En Slovénie, la présidente Nataša Pirc Musar a ordonné l'installation du drapeau palestinien sur la façade du palais présidentiel pour une semaine. Ce geste symbolique intervient quelques jours après la décision du nouveau Premier ministre Janez Janša de faire retirer le même drapeau du Parlement. Alors que le gouvernement entend renforcer ses liens avec Israël, notamment en envisageant le transfert de l'ambassade slovène à Jérusalem et la remise en cause de la reconnaissance de l'État palestinien, la présidente a réaffirmé son attachement au droit international et à la dignité humaine.
La présidente de la Slovénie, Nataša Pirc Musar, a fait hisser le drapeau palestinien sur la façade du palais présidentiel de Ljubljana, marquant publiquement son désaccord avec l'orientation du nouveau gouvernement dirigé par Janez Janša.
Cette initiative intervient quelques jours après que le nouveau chef du gouvernement, réputé proche de Donald Trump et soutien affiché d'Israël, a ordonné le retrait du drapeau palestinien qui flottait sur le bâtiment du Parlement slovène.
Le cabinet de Janez Janša, récemment approuvé par les députés, a annoncé son intention de transférer l'ambassade slovène de Tel-Aviv à Jérusalem. Le gouvernement envisage également de revenir sur la reconnaissance de l'État palestinien accordée par Ljubljana en mai 2024 sous l'ancien Premier ministre Robert Golob.
Nataša Pirc Musar dénonce les violations du droit international
Dans une déclaration prononcée à l'occasion de la cérémonie, la présidente slovène a expliqué que le drapeau palestinien resterait visible sur la façade du palais pendant une semaine avant d'être installé à l'intérieur du bâtiment présidentiel.

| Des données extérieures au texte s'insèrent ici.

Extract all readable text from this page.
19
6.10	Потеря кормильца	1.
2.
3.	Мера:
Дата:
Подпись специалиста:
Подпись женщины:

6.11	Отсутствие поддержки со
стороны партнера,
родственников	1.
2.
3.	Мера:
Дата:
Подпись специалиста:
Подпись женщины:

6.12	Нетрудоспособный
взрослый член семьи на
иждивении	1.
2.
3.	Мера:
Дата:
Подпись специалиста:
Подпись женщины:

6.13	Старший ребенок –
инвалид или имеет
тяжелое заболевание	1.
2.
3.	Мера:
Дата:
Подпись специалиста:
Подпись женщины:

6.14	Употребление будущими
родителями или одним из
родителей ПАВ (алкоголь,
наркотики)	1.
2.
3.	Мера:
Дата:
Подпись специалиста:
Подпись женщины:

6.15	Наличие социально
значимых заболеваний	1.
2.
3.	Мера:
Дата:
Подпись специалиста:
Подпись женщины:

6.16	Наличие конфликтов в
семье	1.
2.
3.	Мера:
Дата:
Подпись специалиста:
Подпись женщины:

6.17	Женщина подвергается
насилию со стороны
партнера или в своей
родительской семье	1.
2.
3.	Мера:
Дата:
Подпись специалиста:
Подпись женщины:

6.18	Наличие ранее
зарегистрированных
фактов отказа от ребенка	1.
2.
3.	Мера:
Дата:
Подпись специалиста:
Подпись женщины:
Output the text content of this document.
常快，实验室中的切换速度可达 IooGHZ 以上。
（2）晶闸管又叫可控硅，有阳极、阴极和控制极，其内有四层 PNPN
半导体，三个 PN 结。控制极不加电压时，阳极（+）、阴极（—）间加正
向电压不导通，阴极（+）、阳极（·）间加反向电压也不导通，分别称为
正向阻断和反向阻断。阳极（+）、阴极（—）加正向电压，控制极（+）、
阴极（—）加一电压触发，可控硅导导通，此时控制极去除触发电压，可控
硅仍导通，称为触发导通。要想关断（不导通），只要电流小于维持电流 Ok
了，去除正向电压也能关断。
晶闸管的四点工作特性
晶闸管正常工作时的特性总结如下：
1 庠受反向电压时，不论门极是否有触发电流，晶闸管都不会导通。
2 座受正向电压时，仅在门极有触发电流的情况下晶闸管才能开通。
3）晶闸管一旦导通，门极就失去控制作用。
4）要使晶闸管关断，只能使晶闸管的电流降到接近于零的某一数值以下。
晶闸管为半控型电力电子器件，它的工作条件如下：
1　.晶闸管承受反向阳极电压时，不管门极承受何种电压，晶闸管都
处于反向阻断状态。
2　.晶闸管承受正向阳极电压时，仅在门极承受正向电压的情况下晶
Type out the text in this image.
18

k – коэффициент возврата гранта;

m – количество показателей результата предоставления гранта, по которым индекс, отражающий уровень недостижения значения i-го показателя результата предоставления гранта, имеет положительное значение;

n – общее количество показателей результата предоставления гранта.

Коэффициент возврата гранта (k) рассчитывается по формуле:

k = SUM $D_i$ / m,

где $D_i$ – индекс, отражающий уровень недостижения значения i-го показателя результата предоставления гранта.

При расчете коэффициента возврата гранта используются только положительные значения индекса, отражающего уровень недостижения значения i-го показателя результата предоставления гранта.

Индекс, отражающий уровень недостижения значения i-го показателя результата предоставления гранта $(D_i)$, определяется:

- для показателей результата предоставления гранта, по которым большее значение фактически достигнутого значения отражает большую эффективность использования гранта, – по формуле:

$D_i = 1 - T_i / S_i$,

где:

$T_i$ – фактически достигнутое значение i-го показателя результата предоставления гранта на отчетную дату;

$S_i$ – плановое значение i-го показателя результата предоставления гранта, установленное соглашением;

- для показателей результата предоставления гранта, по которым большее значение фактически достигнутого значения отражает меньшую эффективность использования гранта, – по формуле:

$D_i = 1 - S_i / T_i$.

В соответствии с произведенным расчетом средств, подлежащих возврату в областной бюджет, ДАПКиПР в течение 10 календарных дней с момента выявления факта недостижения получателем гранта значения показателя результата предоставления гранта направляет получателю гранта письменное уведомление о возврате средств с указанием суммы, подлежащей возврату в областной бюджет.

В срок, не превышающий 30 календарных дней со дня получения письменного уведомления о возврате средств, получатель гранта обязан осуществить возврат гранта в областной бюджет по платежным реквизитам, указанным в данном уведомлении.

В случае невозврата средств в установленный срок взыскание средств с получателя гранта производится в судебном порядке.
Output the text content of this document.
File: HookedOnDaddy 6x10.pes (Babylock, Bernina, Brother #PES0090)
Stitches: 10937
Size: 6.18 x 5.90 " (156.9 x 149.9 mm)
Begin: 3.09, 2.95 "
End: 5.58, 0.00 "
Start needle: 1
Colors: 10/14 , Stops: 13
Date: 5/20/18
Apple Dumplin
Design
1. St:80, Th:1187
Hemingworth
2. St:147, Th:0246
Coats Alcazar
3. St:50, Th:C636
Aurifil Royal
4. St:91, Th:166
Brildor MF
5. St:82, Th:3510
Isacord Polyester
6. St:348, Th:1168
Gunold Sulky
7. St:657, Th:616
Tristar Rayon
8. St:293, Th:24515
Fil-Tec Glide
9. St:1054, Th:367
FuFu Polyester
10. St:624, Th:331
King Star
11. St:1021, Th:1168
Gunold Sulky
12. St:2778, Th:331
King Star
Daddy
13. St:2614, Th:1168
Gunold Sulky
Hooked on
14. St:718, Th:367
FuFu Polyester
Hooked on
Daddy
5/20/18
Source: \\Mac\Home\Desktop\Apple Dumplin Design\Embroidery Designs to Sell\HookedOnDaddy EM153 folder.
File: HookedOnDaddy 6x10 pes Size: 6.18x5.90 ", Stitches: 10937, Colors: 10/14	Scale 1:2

Rapprochement entre Israël et le nouveau gouvernement slovène
Dans le même temps, le ministre israélien des Affaires étrangères, Gideon Sa'ar, a annoncé l'ouverture prochaine d'une ambassade israélienne en Slovénie, une première dans l'histoire des relations diplomatiques entre les deux pays.
Cette décision est perçue comme un signal fort du rapprochement entre le nouveau gouvernement slovène et Israël, dans un contexte de profondes divergences institutionnelles entre la présidence slovène et l'exécutif sur la question palestinienne.